The themes are some of my favorite film archetypes: the (blurry) division between fantasy and reality, the absurdity and profoundness of human suffering, the anguish and trauma of war, the immense guilt following the realization of one's use as a political and military tool of war, the loss of human identity... but I'll stop before this becomes any more pretentious than it already is. I have an embarassing ability of "giving it all away" in movie reviews, so I'll keep this (relatively) brief. An Israeli man, twenty years after his obligatory service in the army and the war with Lebanon (in which he was a soldier), has forgotten all of his gruesome military past... that is, until, via a friend's account of a bizarre dream, his memory jolts, and all flows back to him.
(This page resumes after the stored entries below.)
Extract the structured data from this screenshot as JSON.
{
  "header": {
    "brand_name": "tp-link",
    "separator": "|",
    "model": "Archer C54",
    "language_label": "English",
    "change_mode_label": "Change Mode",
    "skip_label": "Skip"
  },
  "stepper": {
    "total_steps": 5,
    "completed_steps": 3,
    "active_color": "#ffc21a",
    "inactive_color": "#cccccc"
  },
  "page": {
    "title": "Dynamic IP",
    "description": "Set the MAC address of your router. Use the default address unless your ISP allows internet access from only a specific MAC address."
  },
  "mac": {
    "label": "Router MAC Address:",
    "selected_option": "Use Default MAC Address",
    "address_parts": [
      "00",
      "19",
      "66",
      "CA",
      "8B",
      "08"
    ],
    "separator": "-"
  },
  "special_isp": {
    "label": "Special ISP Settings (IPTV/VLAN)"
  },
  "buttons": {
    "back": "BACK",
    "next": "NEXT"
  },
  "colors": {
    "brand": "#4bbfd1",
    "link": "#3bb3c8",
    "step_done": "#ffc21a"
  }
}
But is it real? Is he "making up" false memories? And how large of a part did he really play in the brutalities of this war?
I found it astounding that such a self-reflective, self-critical film can come out of warmongering, terrifyingly proud Israel (forgive me for the criticism, though I do love the country, very much). Details about the Israelis do not go unnoticed: reflections about the holocaust, the very Jewish look about their mothers and families (aquiline noses, thick dark hair of the Ashkenazi, light eyes, often a sad and surly expression). Then there are other details: a single soldier donning a yarmulke, a painfully slow application of the teffilin, a flashback of a mother frying latkes in a pan... I couldn't help wondering if the French, known for their antisemitism, would get these references. The main theme, the basic thesis underlying the story, was probably obvious to all: we have become them-- the murderers of our families, the brutal culture we have never been.
This depth makes it extraordinarily difficult to watch; I couldn't imagine anyone in my immediate family not bursting into tears, however much they claim to dislike animated movies. I, however, am more than a bit obsessed with cartoons and animation, and did not as much as tear up during the course of the film. Stylistically, it's astounding, shot in what I assume is the rhetroscopic film editing of Linklater fame in "A Scanner Darkly", and, less so, in "Waking Life". Most likely the film was shot normally, and the colors and scenery enhanced with computer animation. The animation is dreamlike, although stilted at times. It's extremely obvious when an action is drawn with the computer as opposed to shot on film; for example, a man dancing all-too-repetitively, two men with suspiciously even and baritone voices after a hit of a joint, which, though in Amsterdam, seems to have no more of an effect than a (tobacco) cigarette. Regardless, beautiful.
Also worth mentioning: the music. One of the things that make this movie so self-indulgent is how score/soundtrack-driven it is. It's a lot like the French movie "Heartbeat Detector" in this way, and, to some extent, Donnie Darko-esque (although nothing in "Valse avec Bachir" has anything to do with sulky superhero types, enormous rabbit costumes, or paranoid schizophrenia). But don't take my word for it: see it! There are only 3 reviews of the thing on rottentomatoes. For god sakes, people! Go for it!